Loups-garous et chiens en rut

12 minutes de lecture

À huit heures moins le quart exactement, la porte de la maison s’ouvrit. Hide avait tenu parole, pour une fois.

Je le lui fis remarquer.

Otoko ni nigon wa nai, dit-il avec un petit sourire timide.

« Un homme ne revient jamais sur sa parole ». Mouais...

— Comment va Yûji ?

— Ça va, répondit Hide en se grattant la nuque. Il s’est remis sur pieds tout de suite, et sa copine est venue le chercher.

— Tant mieux. Si jamais il lui était arrivé quelque chose... je crois que j’aurais eu du mal à te le pardonner, Hide.

— Je sais, je sais, fit-il, conciliant. Allez, je t’emmène manger dehors. C’est toi qui choisis le resto.

Je décidai d’aller au Monsoon Café à Daikanyama, un restaurant que j’adorais, mais que Hide aimait moins car on n’y servait pas d’alcool. Néanmoins désireux de faire amende honorable, il accepta sans moufter. Ce n’était pas très loin de chez nous. Il sortit sa Camaro chérie, qu’il mourrait d’envie de pousser sur les grands boulevards de Shibuya. Heureusement, il se retint de rejouer le grand prix de Suzuka et respecta scrupuleusement le Code de la route.
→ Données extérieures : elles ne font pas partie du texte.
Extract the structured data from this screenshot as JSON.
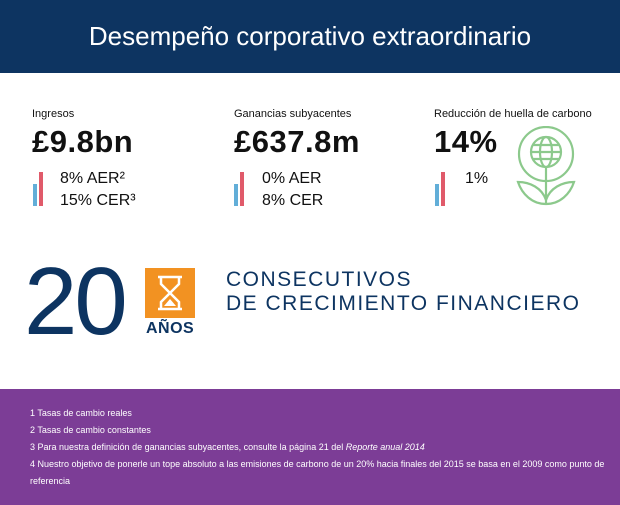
{
  "header": {
    "title": "Desempeño corporativo extraordinario"
  },
  "metrics": [
    {
      "label": "Ingresos",
      "value": "£9.8bn",
      "line1": "8% AER²",
      "line2": "15% CER³"
    },
    {
      "label": "Ganancias subyacentes",
      "value": "£637.8m",
      "line1": "0% AER",
      "line2": "8% CER"
    },
    {
      "label": "Reducción de huella de carbono",
      "value": "14%",
      "line1": "1%"
    }
  ],
  "milestone": {
    "number": "20",
    "unit": "AÑOS",
    "line1": "CONSECUTIVOS",
    "line2": "DE CRECIMIENTO FINANCIERO"
  },
  "footnotes": {
    "f1": "1 Tasas de cambio reales",
    "f2": "2 Tasas de cambio constantes",
    "f3_pre": "3 Para nuestra definición de ganancias subyacentes, consulte la página 21 del ",
    "f3_em": "Reporte anual 2014",
    "f4": "4 Nuestro objetivo de ponerle un tope absoluto a las emisiones de carbono de un 20% hacia finales del 2015 se basa en el 2009 como punto de referencia"
  },
  "colors": {
    "header": "#0d3461",
    "footer": "#7c3d96",
    "accent_orange": "#f29222",
    "bar_blue": "#62aed8",
    "bar_red": "#e05a6a",
    "icon_green": "#8cc98c"
  },
  "icons": [
    "bar-chart-icon",
    "globe-plant-icon",
    "hourglass-icon"
  ]
}
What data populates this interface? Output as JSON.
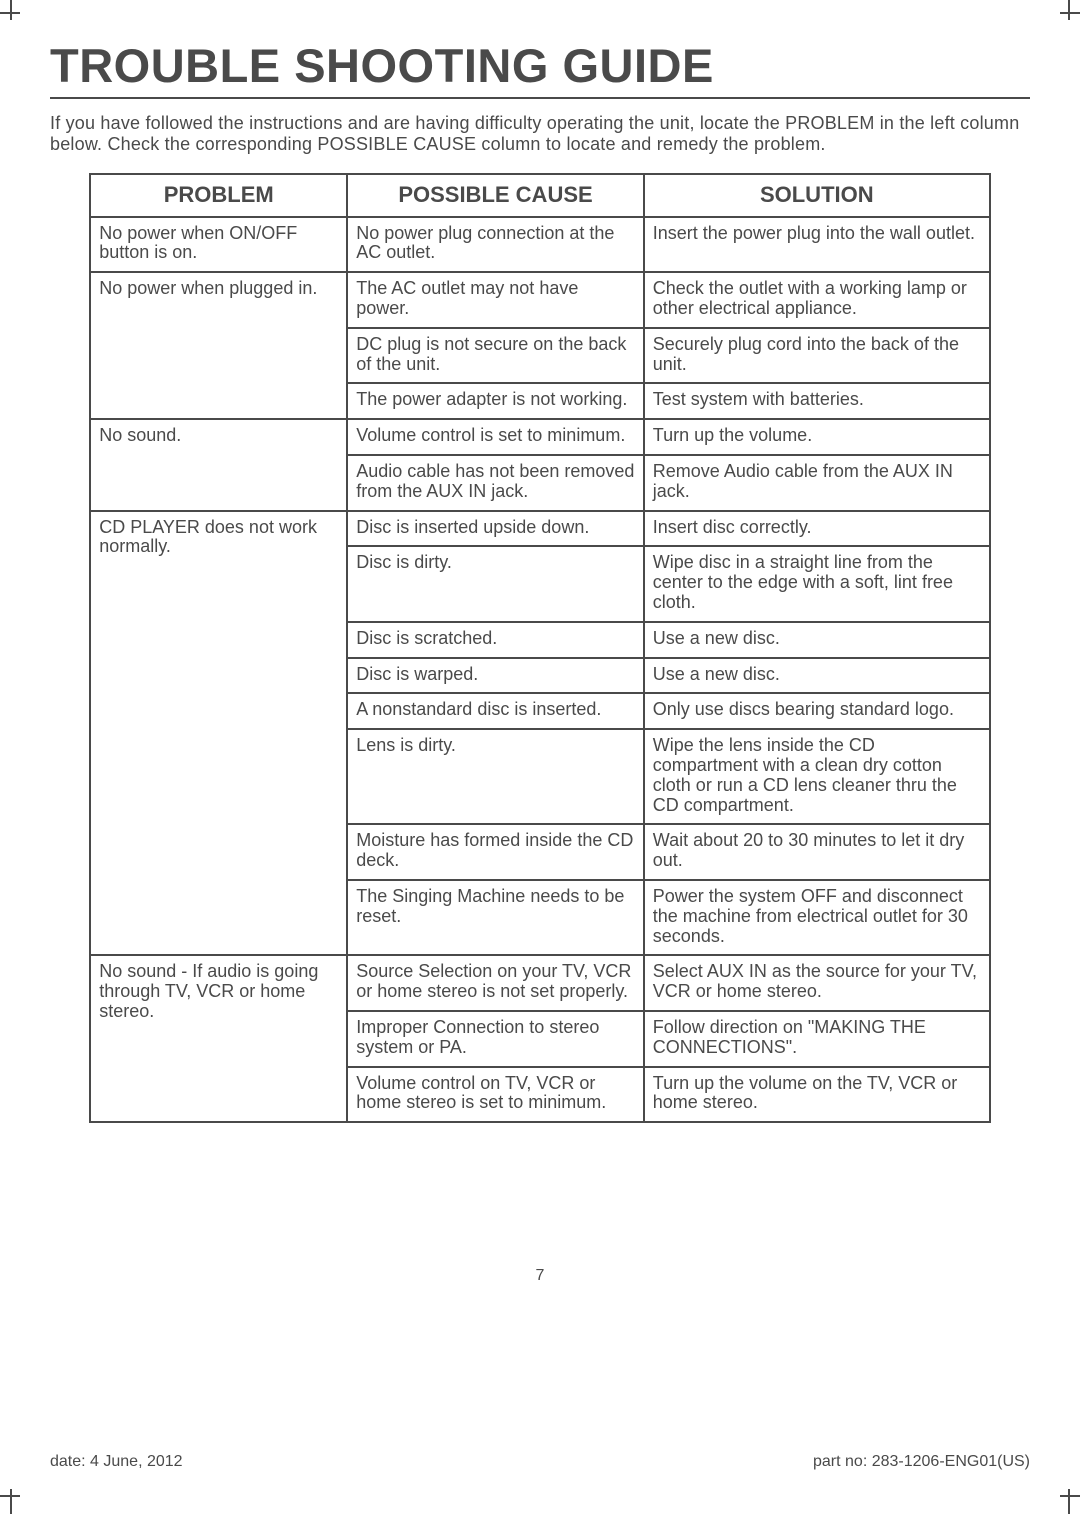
{
  "title": "TROUBLE SHOOTING GUIDE",
  "intro": "If you have followed the instructions and are having difficulty operating the unit, locate the PROBLEM in the left column below. Check the corresponding POSSIBLE CAUSE column to locate and remedy the problem.",
  "headers": {
    "problem": "PROBLEM",
    "cause": "POSSIBLE CAUSE",
    "solution": "SOLUTION"
  },
  "groups": [
    {
      "problem": "No power when ON/OFF button is on.",
      "rows": [
        {
          "cause": "No power plug connection at the AC outlet.",
          "solution": "Insert the power plug into the wall outlet."
        }
      ]
    },
    {
      "problem": "No power when plugged in.",
      "rows": [
        {
          "cause": "The AC outlet may not have power.",
          "solution": "Check the outlet with a working lamp or other electrical appliance."
        },
        {
          "cause": "DC plug is not secure on the back of the unit.",
          "solution": "Securely plug cord into the back of the unit."
        },
        {
          "cause": "The power adapter is not working.",
          "solution": "Test system with batteries."
        }
      ]
    },
    {
      "problem": "No sound.",
      "rows": [
        {
          "cause": "Volume control is set to minimum.",
          "solution": "Turn up the volume."
        },
        {
          "cause": "Audio cable has not been removed from the AUX IN jack.",
          "solution": "Remove Audio cable from the AUX IN jack."
        }
      ]
    },
    {
      "problem": "CD PLAYER does not work normally.",
      "rows": [
        {
          "cause": "Disc is inserted upside down.",
          "solution": "Insert disc correctly."
        },
        {
          "cause": "Disc is dirty.",
          "solution": "Wipe disc in a straight line from the center to the edge with a soft, lint free cloth."
        },
        {
          "cause": "Disc is scratched.",
          "solution": "Use a new disc."
        },
        {
          "cause": "Disc is warped.",
          "solution": "Use a new disc."
        },
        {
          "cause": "A nonstandard disc is inserted.",
          "solution": "Only use discs bearing standard logo."
        },
        {
          "cause": "Lens is dirty.",
          "solution": "Wipe the lens inside the CD compartment with a clean dry cotton cloth or run a CD lens cleaner thru the CD compartment."
        },
        {
          "cause": "Moisture has formed inside the CD deck.",
          "solution": "Wait about 20 to 30 minutes to let it dry out."
        },
        {
          "cause": "The Singing Machine needs to be reset.",
          "solution": "Power the system OFF and disconnect the machine from electrical outlet for 30 seconds."
        }
      ]
    },
    {
      "problem": "No sound - If audio is going through TV, VCR or home stereo.",
      "rows": [
        {
          "cause": "Source Selection on your TV, VCR or home stereo is not set properly.",
          "solution": "Select AUX IN as the source for your TV, VCR or home stereo."
        },
        {
          "cause": "Improper Connection to stereo system or PA.",
          "solution": "Follow direction on \"MAKING THE CONNECTIONS\"."
        },
        {
          "cause": "Volume control on TV, VCR or home stereo is set to minimum.",
          "solution": "Turn up the volume on the TV, VCR or home stereo."
        }
      ]
    }
  ],
  "page_number": "7",
  "footer_date": "date: 4 June, 2012",
  "footer_partno": "part no: 283-1206-ENG01(US)"
}
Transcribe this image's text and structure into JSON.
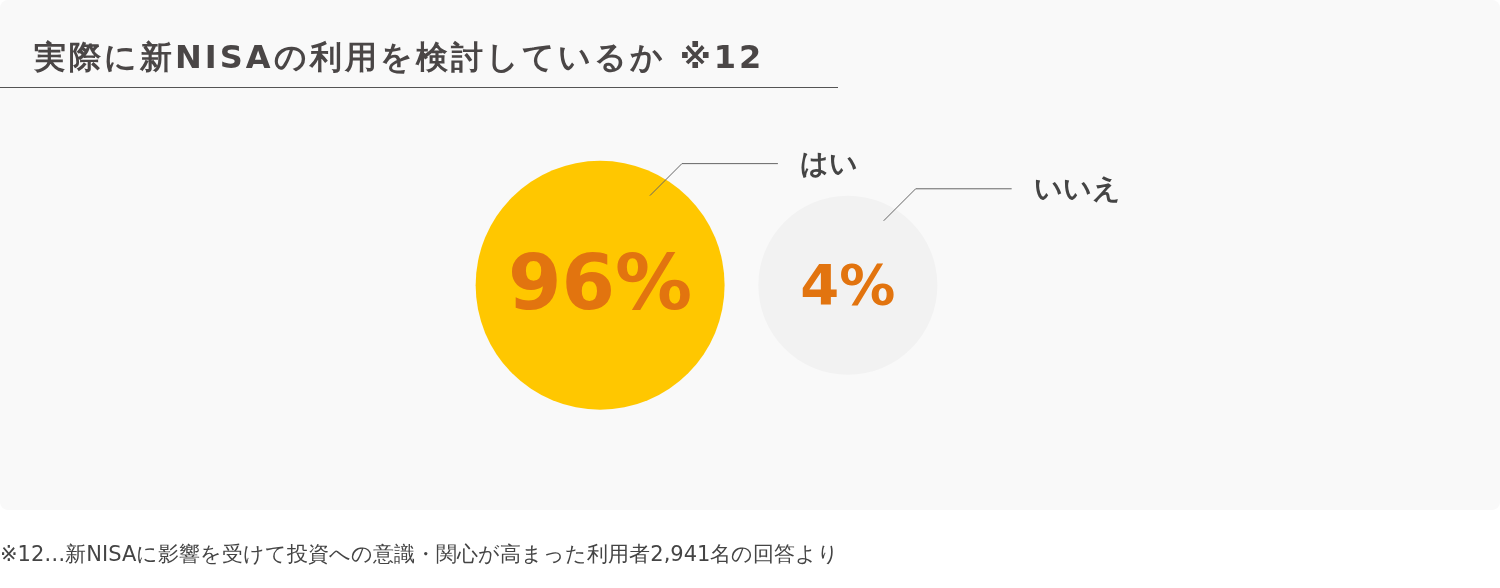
{
  "chart_data": {
    "type": "other",
    "title": "実際に新NISAの利用を検討しているか ※12",
    "categories": [
      "はい",
      "いいえ"
    ],
    "values": [
      96,
      4
    ],
    "colors": [
      "#ffc700",
      "#f2f2f2"
    ],
    "value_labels": [
      "96%",
      "4%"
    ],
    "annotations": [
      "※12…新NISAに影響を受けて投資への意識・関心が高まった利用者2,941名の回答より"
    ]
  }
}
Ce ne fut qu’après avoir mangé une assiette de nouilles sautées, un bœuf au saté, une soupe Thom Yum et tout un assortiment de rouleaux de printemps que Hide aborda enfin le sujet qu’on évitait tous les deux depuis le début du repas :

— Si tu veux m’engueuler, je suis prêt.

— J’espère bien que t’es prêt. Mais ce que je veux, surtout, ce sont des explications.

— Alors, il me faut de l’alcool pour me délier la langue. Je peux pas parler sans alcool.

— Je crois que t’as un vrai problème avec l’alcool, Hide, soupirai-je.

Il ne comprenait pas.

— L’alcool sert à révéler ce qu’on a au fond du cœur... c’est essentiel, ici, où tout le monde fait attention à tout ce qu’il fait.

Je ne pouvais pas le contredire là-dessus. L’alcool tenait une place tellement importante dans la sociabilité japonaise... J’acceptai donc sa requête. Après avoir mangé un dessert, je laissai Hide payer et le suivis dehors.

À ma grande surprise, il ne chercha pas le premier bar venu, mais entra dans un conbini pour acheter un assortiment de bières et de chû-hai, l’immonde mixture de Shôchû et de soda que les jeunes s’envoyaient comme du petit lait. Puis il me conduisit dans le parc Saigôyama, tout en haut d’une colline d’où l’on pouvait voir tout Daikanyama en contrebas, jusqu’aux tours de Shibuya et, plus loin encore, Shinjuku. Il s’assit sous un cerisier, étala sa veste à côté pour que je puisse m’y mettre et ouvrit une canette.

Kanpai, fit-il en poussant sa bière contre la mienne.

Je bus une première gorgée en même temps que lui. Puis, alors qu’il s’allumait une cigarette, je laissai mon regard se perdre sur les lumières nocturnes. Hide, à côté de moi, attendait, fumant en silence.

— Je pensais que tu avais sorti Noa de ta vie.

J’avais décidé de commencer par le plus grave.

Je sentis l’attention de Hide revenir vers moi. Il attendait la suite.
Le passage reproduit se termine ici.